The OPA is sponsoring the initiative to boost participation in their existing energy management programs and to help shape programs targeted at the province’s manufacturing sector in the future, explains Pathfinder Project Manager Giles Counsell. In addition to its upgrade and retrofit programs, OPA now offers ‘Process and Systems programs such as ‘Embedded Energy Manager’ and ‘Monitoring and Targeting.’ Union Gas offers ‘Strategic Energy Management,’ which incorporates energy planning into production and bridges the gap between psychology and practice so that energy considerations are embedded into decision-making. It entails a continuous improvement cycle, with sub-metering and performance tracking.
The first stage of Pathfinder will take about seven months. “The aim of the first phase is to narrow down a list of manufacturing facilities within what we see as the sectors with the best opportunities for energy process management,” says Counsell, who is director of energy analytics at T4G, a consulting firm with offices across Canada. “We’ll choose five sites based on criteria we’re developing, targeting mid-sized manufacturers. “Deep dive” analysis will be conducted at these five sites with the goal of establishing new energy process management best practices that will apply to as wide a swath of companies as possible.”
An example application is air circulation. It’s one that many manufacturers need to use, but many may not have a process energy management practice in place to control operation, such as tying fan speeds to production so that air is circulated only to the extent necessary. “Anywhere you look, there is some degree of waste in electricity use,” notes Gord Echlin, vice president of sales and marketing at Triacta Power Technologies, the firm providing the metering equipment for the Pathfinder initiative. “People think it’s in the range of 5 to 15 per cent, but it is routinely found to be in the range of 30–40 in commercial office and other spaces. With electricity prices rising all the time, the need to measure usage and cut it where possible has never been more important.”
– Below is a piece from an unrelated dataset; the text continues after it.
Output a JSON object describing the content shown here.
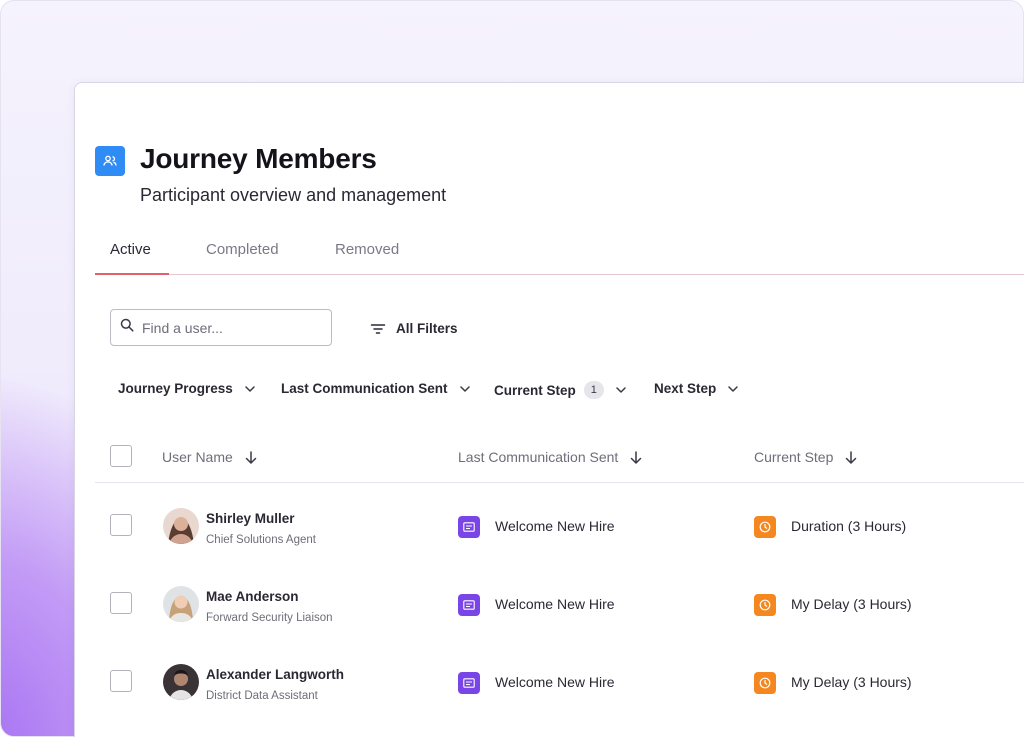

Phase two of Pathfinder will be about taking Phase one findings out to 20 other manufacturers, some of whom may have been identified in the first phase. “We’ll go through which findings from the five in-depth case studies are applicable to them and find opportunities that they may have that are similar, providing ‘easy wins’ that companies can put in place internally without a lot of analysis or seeking outside funding,” Counsell explains. “The hope is to spur the adoption of best practices in process energy management, and encourage companies to take the next step, which may include OPA program funding.”
By demonstrating where savings requiring low or no capital investment can be found and actions to realize them, Pathfinder will help enlarge the view of energy initiatives held by most manufacturers, from seeing them as device upgrades requiring outlay of capital to seeing them as opportunities for savings.
“Pathfinder is about digging for the energy savings gold, showing industry where the easy ‘nuggets’ can be found,” says Counsell. “And we hope these easy wins will encourage continued prospecting for more.”